Comment garder l'espoir face à la situation climatique actuelle ?La situation climatique actuelle offre peu d'espoir. Depuis des décennies, la science nous avertit que le comportement humain jette les bases d'une hausse spectaculaire de la température de notre planète. Malheureusement, les mesures prises par les gouvernements n'ont pas été à la hauteur de ce défi et les résultats obtenus jusqu'à présent ont été extrêmement modestes. Notre génération doit parcourir une route pleine de dangers.
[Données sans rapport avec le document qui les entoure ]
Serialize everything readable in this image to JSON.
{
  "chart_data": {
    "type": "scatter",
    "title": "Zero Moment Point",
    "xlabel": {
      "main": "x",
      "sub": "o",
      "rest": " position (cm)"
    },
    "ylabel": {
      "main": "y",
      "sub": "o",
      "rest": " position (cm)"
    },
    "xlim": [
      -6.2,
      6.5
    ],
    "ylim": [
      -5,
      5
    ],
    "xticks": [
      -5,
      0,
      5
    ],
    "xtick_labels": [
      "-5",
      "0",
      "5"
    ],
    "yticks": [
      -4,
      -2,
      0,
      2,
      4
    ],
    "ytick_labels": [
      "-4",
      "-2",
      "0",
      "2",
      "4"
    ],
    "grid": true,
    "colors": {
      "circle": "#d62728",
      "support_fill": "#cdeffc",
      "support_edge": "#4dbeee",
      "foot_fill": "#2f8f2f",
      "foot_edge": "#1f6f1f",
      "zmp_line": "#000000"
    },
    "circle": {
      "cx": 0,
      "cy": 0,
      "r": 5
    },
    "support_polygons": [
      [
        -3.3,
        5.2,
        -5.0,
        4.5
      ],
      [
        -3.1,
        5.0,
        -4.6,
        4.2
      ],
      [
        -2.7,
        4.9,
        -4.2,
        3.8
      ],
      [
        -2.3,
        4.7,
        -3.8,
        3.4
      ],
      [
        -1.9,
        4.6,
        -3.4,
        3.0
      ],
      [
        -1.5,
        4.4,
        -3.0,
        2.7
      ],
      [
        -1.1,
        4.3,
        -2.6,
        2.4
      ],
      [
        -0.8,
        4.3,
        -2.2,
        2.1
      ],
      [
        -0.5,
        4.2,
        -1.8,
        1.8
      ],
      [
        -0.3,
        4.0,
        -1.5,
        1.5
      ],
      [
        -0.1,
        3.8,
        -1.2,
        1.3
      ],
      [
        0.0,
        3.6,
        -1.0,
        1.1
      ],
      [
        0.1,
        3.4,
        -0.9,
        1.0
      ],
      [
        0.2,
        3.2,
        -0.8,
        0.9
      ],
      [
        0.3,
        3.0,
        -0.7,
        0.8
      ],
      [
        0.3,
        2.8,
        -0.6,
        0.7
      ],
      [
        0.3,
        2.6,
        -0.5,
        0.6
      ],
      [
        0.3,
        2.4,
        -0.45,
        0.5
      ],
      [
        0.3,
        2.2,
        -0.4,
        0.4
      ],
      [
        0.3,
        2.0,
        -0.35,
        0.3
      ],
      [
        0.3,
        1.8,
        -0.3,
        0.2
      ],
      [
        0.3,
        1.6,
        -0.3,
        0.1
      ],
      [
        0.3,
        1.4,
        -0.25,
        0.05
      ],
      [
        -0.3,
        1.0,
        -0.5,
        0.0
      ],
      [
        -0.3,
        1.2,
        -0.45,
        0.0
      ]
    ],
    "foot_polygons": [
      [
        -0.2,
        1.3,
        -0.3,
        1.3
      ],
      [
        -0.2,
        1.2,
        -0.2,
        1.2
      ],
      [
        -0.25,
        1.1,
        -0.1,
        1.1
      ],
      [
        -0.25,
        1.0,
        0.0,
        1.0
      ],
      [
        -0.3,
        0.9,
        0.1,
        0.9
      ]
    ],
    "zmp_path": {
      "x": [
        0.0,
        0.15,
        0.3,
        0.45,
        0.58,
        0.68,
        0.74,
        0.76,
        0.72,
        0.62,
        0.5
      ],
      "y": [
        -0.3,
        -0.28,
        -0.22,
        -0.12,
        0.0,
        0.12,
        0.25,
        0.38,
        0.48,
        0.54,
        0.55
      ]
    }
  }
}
C'est comme conduire de nuit : la science, ce sont les phares, mais la responsabilité de ne pas sortir de la route incombe ensuite au conducteur, qui doit aussi tenir compte du fait que les phares ont une portée limitée. En effet, les scientifiques ne savent pas tout. C'est un travail laborieux, au cours duquel les connaissances s'accumulent les unes après les autres et les poches d'incertitude sont lentement éliminées. La science fait des prédictions honnêtes sur lesquelles un consensus scientifique se forme lentement.
Nous avons également besoin d'investissements scientifiques : nous devons être en mesure de développer de nouvelles technologies pour conserver l'énergie, des technologies non polluantes basées sur des ressources renouvelables. Réussir à enrayer le changement climatique exige un effort monstrueux de la part de tous : le coût est colossal, non seulement financier mais aussi social, avec des changements qui affectent nos vies. Mais il n'est pas facile de trouver un consensus social. Le seul espoir réside dans les nouvelles générations, ce sont elles qui verront l'avenir, qui doivent agir et mettre ces questions au premier plan.